Die Burg entstand in der Zeit der Sengoku-Periode, als lokale Feudalherrn um die Kontrolle der Region kämpften und Bergpässe strategisch wichtig waren. Sie diente zur Sicherung von Handelswegen und zum Schutz vor rivalisierenden Clans.
Die Burg zeigt typische Merkmale der japanischen Feudalzeit und spiegelt die Bauweise wider, die in dieser Region während der Kriege zwischen den Daimyo üblich war. Besucher können heute noch sehen, wie die Anlage auf die Verteidigung des Passes ausgerichtet war.

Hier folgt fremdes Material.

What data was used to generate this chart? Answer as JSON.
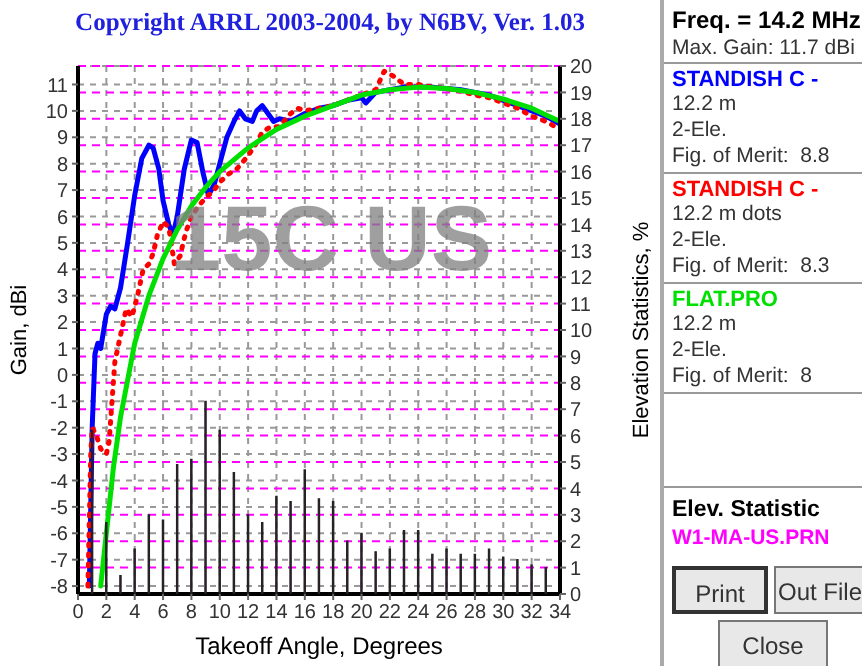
{
  "chart_data": {
    "type": "line",
    "title": "Copyright ARRL 2003-2004, by N6BV, Ver. 1.03",
    "xlabel": "Takeoff Angle, Degrees",
    "ylabel": "Gain, dBi",
    "y2label": "Elevation Statistics, %",
    "xlim": [
      0,
      34
    ],
    "xticks": [
      0,
      2,
      4,
      6,
      8,
      10,
      12,
      14,
      16,
      18,
      20,
      22,
      24,
      26,
      28,
      30,
      32,
      34
    ],
    "ylim": [
      -8.3,
      11.7
    ],
    "yticks": [
      -8,
      -7,
      -6,
      -5,
      -4,
      -3,
      -2,
      -1,
      0,
      1,
      2,
      3,
      4,
      5,
      6,
      7,
      8,
      9,
      10,
      11
    ],
    "y2lim": [
      0,
      20
    ],
    "y2ticks": [
      0,
      1,
      2,
      3,
      4,
      5,
      6,
      7,
      8,
      9,
      10,
      11,
      12,
      13,
      14,
      15,
      16,
      17,
      18,
      19,
      20
    ],
    "grid": true,
    "legend": "right",
    "marker": "none",
    "series": [
      {
        "name": "STANDISH C -",
        "color": "#0000ff",
        "line_style": "solid",
        "x": [
          0.8,
          1.0,
          1.2,
          1.4,
          1.6,
          2,
          2.3,
          2.6,
          3,
          3.5,
          4,
          4.5,
          5,
          5.3,
          5.7,
          6,
          6.4,
          6.7,
          7,
          7.5,
          8,
          8.4,
          8.8,
          9.2,
          9.6,
          10,
          10.5,
          11,
          11.4,
          11.8,
          12.3,
          12.6,
          13,
          13.4,
          13.8,
          14.2,
          15,
          16,
          17,
          18,
          19,
          20,
          20.3,
          21,
          22,
          23,
          24,
          25,
          26,
          27,
          28,
          29,
          30,
          31,
          32,
          33,
          34
        ],
        "values": [
          -8,
          -2,
          0.8,
          1.2,
          1.0,
          2.3,
          2.6,
          2.5,
          3.3,
          5,
          6.8,
          8.2,
          8.7,
          8.6,
          7.8,
          6.6,
          5.7,
          5.3,
          6,
          7.8,
          8.9,
          8.8,
          7.7,
          6.8,
          7.2,
          8,
          9,
          9.6,
          10,
          9.7,
          9.6,
          10,
          10.2,
          9.9,
          9.6,
          9.7,
          9.6,
          9.9,
          10.1,
          10.2,
          10.4,
          10.5,
          10.3,
          10.7,
          10.8,
          10.9,
          10.9,
          10.9,
          10.85,
          10.8,
          10.7,
          10.6,
          10.4,
          10.2,
          10.0,
          9.8,
          9.5
        ]
      },
      {
        "name": "STANDISH C -",
        "color": "#ff0000",
        "line_style": "dotted",
        "x": [
          0.7,
          0.9,
          1,
          1.3,
          1.6,
          2,
          2.2,
          2.4,
          2.6,
          3,
          3.4,
          3.8,
          4.2,
          4.6,
          5,
          5.3,
          5.6,
          6,
          6.4,
          6.8,
          7.2,
          7.6,
          8,
          8.5,
          9,
          9.6,
          10,
          10.6,
          11.2,
          12,
          12.6,
          13,
          13.6,
          14.2,
          15,
          15.5,
          16,
          17,
          18,
          19,
          20,
          21,
          21.6,
          22.3,
          23,
          24,
          25,
          26,
          27,
          28,
          29,
          30,
          31,
          32,
          33,
          34
        ],
        "values": [
          -8,
          -3,
          -2,
          -2.3,
          -2.8,
          -3,
          -2.5,
          -1,
          0.5,
          1.5,
          2.5,
          2.2,
          3,
          4,
          4.2,
          4.6,
          5.3,
          5.8,
          5.6,
          4.2,
          4.5,
          5.4,
          6,
          6.4,
          6.7,
          7,
          7.3,
          7.6,
          7.8,
          8.3,
          8.8,
          9.2,
          9.4,
          9.4,
          9.9,
          10.1,
          10,
          10.1,
          10.2,
          10.4,
          10.6,
          10.8,
          11.5,
          11.3,
          11.0,
          11.0,
          10.9,
          10.85,
          10.75,
          10.6,
          10.5,
          10.3,
          10.1,
          9.8,
          9.6,
          9.3
        ]
      },
      {
        "name": "FLAT.PRO",
        "color": "#00e000",
        "line_style": "solid",
        "x": [
          1.6,
          2,
          2.5,
          3,
          4,
          5,
          6,
          7,
          8,
          9,
          10,
          12,
          14,
          16,
          18,
          20,
          22,
          24,
          26,
          28,
          30,
          32,
          34
        ],
        "values": [
          -8,
          -6,
          -3.5,
          -1.6,
          1.2,
          3,
          4.4,
          5.5,
          6.4,
          7.1,
          7.7,
          8.6,
          9.3,
          9.8,
          10.2,
          10.6,
          10.8,
          10.9,
          10.85,
          10.7,
          10.45,
          10.1,
          9.6
        ]
      },
      {
        "type": "bar",
        "axis": "y2",
        "color": "#800080",
        "x": [
          1,
          2,
          3,
          4,
          5,
          6,
          7,
          8,
          9,
          10,
          11,
          12,
          13,
          14,
          15,
          16,
          17,
          18,
          19,
          20,
          21,
          22,
          23,
          24,
          25,
          26,
          27,
          28,
          29,
          30,
          31,
          32,
          33
        ],
        "values": [
          6.2,
          2.7,
          0.7,
          1.7,
          3.0,
          2.8,
          4.9,
          5.1,
          7.3,
          6.2,
          4.6,
          3.0,
          2.7,
          3.7,
          3.5,
          4.7,
          3.6,
          3.5,
          2.0,
          2.3,
          1.6,
          1.7,
          2.4,
          2.4,
          1.5,
          1.7,
          1.5,
          1.5,
          1.7,
          1.4,
          1.3,
          1.1,
          1.0
        ]
      }
    ],
    "annotations": [
      "Freq. = 14.2 MHz",
      "Max. Gain: 11.7 dBi",
      "12.2 m",
      "2-Ele.",
      "Fig. of Merit:  8.8",
      "12.2 m dots",
      "2-Ele.",
      "Fig. of Merit:  8.3",
      "12.2 m",
      "2-Ele.",
      "Fig. of Merit:  8",
      "Elev. Statistic",
      "W1-MA-US.PRN",
      "Print",
      "Out File",
      "Close",
      "15C US"
    ]
  }
}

Die Ruinen sind über einen Bergpfad erreichbar, der festes Schuhwerk und körperliche Ausdauer erfordert. Die Wanderung zum Gipfel dauert etwa 45 Minuten von der Basis, also planen Sie genug Zeit ein.
Die Steinmauern wurden mit einer speziellen Schichttechnik errichtet, die es den Verteidigern ermöglichte, weite Sichtlinien über die Täler hinweg zu bewahren. Diese Bauweise war weniger aufwändig als vollständig behauene Steine, was den Bau beschleunigte.